Unfortunately, now the indexer debian build is broken due to the objstorage debian build being broken...

objstorage build unstuck [1]
Triggered back the build for indexer.

[1] https://jenkins.softwareheritage.org/view/swh-debian%20(draft)/job/debian/job/packages/job/DOBJS/job/gbp-buildpackage/

Build ok for indexer as well.
https://jenkins.softwareheritage.org/view/swh-debian%20(draft)/job/debian/job/packages/job/DCIDX/job/gbp-buildpackage/

ardumont renamed this task from Deploy swh-indexer v2.4.2 on production and staging to Deploy swh-indexer v2.4 on production and staging.Aug 31 2022, 4:39 PM
ardumont renamed this task from Deploy swh-indexer v2.4 on production and staging to Deploy swh-indexer > v2.5 on production and staging.Sep 8 2022, 11:16 AM
ardumont moved this task from in-progress to Weekly backlog on the System administration board.
ardumont renamed this task from Deploy swh-indexer > v2.5 on production and staging to Deploy swh-indexer > v2.6 on staging then production.Sep 12 2022, 5:33 PM
ardumont updated the task description. (Show Details)

There's a few issues with the configuration of these indexer clients:

  • the traffic should not be going through the IPSec VPN. They need to use the public, authenticated kafka endpoints. The IPSec load is making all azure communication struggle.
  • It seems that there are some old services on the azure hosts that have not been disabled and are consistently restarting with a missing configuration file.
  • There is also a bunch of services that are trying to schedule tasks on the scheduler backend (and failing, because that's firewalled).

@vsellier has stopped everything to avoid getting spammed by traffic issues all night, until someone can properly investigate.

All the indexers were stopped at 20:00 FR because something was consummng all the bandwidth of the VPN between azure and the our infra.

root@pergamon:/etc/clustershell# clush -b -w @indexer-workers "puppet agent --disable 'stop indexer to avoid bandwith consumption'"
root@pergamon:/etc/clustershell# clush -b -w @indexer-workers "systemctl stop swh-indexer-journal-client@*"

I'm guessing that's the extrinsic metadata indexer; others need to do plenty of random access to the storage, but that one consumes very quickly from Kafka. On the bright side, it consumes the entire topic within hours so parallelism could be reduced, as a quick fix

There's a few issues with the configuration of these indexer clients:

the traffic should not be going through the IPSec VPN. They need to use the public, authenticated kafka endpoints. The IPSec load is making all azure communication struggle.

ack, that should be "simple" enough to adapt [1]

[1] https://docs.softwareheritage.org/sysadm/mirror-operations/onboard.html?highlight=credential#how-to-create-the-journal-credentials

It seems that there are some old services on the azure hosts that have not been disabled and are consistently restarting with a missing configuration file.

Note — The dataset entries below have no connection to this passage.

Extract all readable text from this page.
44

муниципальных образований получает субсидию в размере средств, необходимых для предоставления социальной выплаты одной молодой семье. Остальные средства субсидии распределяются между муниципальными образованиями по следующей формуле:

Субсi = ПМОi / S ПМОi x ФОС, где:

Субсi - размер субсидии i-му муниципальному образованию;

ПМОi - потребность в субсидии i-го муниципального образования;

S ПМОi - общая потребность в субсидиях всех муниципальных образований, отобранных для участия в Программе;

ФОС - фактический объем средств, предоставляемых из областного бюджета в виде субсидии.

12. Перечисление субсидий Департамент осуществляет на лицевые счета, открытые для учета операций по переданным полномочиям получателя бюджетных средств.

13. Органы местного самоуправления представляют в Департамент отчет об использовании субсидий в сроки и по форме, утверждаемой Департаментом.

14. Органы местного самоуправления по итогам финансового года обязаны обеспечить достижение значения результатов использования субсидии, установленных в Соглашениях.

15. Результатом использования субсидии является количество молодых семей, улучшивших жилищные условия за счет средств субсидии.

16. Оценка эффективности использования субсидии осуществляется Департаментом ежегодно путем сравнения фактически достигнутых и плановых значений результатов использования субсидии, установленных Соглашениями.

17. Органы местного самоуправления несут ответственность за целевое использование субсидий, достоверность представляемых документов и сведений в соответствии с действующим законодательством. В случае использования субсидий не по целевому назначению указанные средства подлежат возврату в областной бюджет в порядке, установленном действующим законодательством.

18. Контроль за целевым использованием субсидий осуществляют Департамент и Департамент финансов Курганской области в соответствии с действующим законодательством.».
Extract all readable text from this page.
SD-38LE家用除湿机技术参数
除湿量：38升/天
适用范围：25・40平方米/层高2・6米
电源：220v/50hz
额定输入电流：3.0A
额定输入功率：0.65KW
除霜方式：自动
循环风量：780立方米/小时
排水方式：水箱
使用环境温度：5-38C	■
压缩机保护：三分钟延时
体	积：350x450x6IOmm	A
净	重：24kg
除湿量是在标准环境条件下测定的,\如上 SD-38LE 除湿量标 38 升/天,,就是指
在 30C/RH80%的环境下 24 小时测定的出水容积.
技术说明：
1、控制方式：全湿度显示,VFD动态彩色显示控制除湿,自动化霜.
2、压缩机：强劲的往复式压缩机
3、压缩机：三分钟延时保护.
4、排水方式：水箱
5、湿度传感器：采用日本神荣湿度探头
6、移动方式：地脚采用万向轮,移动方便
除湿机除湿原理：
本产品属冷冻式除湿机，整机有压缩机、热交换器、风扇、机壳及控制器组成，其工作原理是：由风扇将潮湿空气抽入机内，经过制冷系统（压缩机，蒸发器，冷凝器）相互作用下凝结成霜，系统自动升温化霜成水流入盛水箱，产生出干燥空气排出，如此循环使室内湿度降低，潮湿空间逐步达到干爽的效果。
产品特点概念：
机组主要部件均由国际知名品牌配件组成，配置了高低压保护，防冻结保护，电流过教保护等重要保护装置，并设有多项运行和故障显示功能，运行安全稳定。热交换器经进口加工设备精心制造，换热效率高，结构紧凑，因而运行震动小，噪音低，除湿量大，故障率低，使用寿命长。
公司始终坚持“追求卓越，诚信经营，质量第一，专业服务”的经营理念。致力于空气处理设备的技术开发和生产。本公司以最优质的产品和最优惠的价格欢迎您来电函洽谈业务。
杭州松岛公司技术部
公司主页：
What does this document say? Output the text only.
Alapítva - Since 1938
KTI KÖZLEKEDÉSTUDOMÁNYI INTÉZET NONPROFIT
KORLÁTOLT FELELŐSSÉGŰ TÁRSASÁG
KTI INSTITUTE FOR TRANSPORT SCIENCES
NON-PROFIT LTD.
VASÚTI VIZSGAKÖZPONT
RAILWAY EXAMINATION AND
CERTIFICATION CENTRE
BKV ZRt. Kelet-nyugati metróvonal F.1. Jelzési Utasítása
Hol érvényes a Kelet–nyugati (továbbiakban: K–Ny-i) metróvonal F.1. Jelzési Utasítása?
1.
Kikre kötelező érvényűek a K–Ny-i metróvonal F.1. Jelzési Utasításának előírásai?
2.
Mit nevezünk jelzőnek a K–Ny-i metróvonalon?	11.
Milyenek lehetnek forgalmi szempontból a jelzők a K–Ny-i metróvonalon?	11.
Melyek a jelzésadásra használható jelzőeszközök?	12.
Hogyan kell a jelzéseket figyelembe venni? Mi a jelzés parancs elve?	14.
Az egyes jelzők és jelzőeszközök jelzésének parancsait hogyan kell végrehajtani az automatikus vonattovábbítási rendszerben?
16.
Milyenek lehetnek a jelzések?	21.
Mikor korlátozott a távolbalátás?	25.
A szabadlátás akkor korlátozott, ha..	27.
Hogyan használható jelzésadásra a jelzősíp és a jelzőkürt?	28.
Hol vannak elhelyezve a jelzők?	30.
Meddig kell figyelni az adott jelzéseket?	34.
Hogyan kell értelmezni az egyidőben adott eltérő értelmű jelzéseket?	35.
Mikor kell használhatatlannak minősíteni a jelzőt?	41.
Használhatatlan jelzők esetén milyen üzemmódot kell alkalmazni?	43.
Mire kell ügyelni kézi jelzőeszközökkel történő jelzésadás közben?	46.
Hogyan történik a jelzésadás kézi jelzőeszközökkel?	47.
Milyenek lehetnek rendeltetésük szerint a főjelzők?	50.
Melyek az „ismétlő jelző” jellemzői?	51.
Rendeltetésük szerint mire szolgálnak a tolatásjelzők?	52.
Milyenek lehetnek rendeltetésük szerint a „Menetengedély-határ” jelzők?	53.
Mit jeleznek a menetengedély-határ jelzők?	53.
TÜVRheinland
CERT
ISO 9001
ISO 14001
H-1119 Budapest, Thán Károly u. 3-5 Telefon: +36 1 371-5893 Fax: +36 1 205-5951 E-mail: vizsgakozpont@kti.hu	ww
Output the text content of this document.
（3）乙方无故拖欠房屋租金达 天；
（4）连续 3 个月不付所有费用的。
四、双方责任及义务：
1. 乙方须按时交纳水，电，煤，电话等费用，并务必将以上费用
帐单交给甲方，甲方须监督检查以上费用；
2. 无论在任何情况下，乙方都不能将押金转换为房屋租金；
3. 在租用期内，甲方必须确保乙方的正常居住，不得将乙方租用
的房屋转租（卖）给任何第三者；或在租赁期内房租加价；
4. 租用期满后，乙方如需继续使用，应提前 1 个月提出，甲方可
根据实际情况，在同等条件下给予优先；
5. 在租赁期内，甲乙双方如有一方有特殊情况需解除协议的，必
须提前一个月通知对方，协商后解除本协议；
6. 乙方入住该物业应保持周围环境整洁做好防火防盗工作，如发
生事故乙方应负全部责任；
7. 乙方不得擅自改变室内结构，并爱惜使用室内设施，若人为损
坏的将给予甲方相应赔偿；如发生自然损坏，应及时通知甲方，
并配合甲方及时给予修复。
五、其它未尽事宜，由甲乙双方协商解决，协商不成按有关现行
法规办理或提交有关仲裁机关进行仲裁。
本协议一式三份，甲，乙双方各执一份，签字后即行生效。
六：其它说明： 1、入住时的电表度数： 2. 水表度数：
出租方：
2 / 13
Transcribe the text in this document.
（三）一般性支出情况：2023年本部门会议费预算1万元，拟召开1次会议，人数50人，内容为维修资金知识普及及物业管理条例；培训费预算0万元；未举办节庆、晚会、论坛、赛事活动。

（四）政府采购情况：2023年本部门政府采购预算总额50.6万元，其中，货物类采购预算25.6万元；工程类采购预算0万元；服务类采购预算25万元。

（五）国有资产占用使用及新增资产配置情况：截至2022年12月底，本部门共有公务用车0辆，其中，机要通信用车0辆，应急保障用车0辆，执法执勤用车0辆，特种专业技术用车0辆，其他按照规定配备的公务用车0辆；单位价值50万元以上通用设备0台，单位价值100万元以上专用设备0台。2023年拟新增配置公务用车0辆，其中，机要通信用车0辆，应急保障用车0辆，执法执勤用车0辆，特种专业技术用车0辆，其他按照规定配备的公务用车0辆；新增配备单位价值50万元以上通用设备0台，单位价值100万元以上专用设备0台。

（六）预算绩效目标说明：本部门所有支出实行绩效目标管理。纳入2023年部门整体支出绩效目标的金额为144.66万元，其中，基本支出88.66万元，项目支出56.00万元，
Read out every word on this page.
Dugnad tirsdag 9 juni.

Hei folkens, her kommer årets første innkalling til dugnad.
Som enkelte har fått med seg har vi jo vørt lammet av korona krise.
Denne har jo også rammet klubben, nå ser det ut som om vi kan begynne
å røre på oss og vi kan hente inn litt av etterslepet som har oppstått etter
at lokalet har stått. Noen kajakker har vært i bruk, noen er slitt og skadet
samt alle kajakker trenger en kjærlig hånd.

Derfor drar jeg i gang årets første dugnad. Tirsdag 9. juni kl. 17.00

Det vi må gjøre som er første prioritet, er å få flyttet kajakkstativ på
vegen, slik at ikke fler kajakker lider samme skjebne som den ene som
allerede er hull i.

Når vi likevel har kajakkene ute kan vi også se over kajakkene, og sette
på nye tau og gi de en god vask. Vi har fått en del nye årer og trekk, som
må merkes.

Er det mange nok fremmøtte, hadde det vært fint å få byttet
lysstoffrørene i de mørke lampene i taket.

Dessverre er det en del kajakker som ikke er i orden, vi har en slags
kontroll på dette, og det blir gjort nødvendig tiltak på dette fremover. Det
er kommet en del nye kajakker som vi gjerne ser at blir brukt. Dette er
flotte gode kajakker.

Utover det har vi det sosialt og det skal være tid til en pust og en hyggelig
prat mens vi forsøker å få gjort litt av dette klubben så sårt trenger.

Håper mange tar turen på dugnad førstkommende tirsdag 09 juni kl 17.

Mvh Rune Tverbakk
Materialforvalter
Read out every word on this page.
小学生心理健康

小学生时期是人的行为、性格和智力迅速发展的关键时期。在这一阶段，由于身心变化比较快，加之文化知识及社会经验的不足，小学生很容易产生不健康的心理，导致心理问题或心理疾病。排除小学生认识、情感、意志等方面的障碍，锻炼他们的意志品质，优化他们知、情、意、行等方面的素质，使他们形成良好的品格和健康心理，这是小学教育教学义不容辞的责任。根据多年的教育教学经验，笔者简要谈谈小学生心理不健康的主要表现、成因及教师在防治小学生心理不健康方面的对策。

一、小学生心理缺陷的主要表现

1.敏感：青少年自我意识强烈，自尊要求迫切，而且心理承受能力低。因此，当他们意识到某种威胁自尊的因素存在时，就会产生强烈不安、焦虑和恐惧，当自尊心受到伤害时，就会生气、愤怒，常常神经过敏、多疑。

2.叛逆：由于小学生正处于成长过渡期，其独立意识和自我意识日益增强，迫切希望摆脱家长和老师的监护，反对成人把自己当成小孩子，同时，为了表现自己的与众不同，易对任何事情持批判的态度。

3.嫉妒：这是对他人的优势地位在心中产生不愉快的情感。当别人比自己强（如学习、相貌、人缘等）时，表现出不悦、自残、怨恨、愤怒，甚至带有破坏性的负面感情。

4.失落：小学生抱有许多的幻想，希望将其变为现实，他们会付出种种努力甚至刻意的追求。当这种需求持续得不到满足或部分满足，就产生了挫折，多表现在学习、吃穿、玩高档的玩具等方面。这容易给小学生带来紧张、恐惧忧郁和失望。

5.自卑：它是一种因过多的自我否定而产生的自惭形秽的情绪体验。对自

That's surprising as those are new nodes...
One thing i can think of would be to use the wrong clush command and starting for all indexer nodes some services (even those not installed...).

There is also a bunch of services that are trying to schedule tasks on the scheduler backend (and failing, because that's firewalled).

That must be a side effect of the previous points as the "new" indexer journal client services no longer do that.


In any case, thanks for the heads up, i'll investigate and clean up when i'll have a go ahead from @vsellier.

There's a few issues with the configuration of these indexer clients:
the traffic should not be going through the IPSec VPN. They need to use the public,
authenticated kafka endpoints. The IPSec load is making all azure communication
struggle.

ack, that should be "simple" enough to adapt [1]
[1] https://docs.softwareheritage.org/sysadm/mirror-operations/onboard.html?highlight=credential#how-to-create-the-journal-credentials

as usual, not so simple but here is the diff [2] to update our puppet manifest to allow
such journal configuration.

[2] D8492

ardumont claimed this task.
ardumont moved this task from deployed/landed/monitoring to done on the System administration board.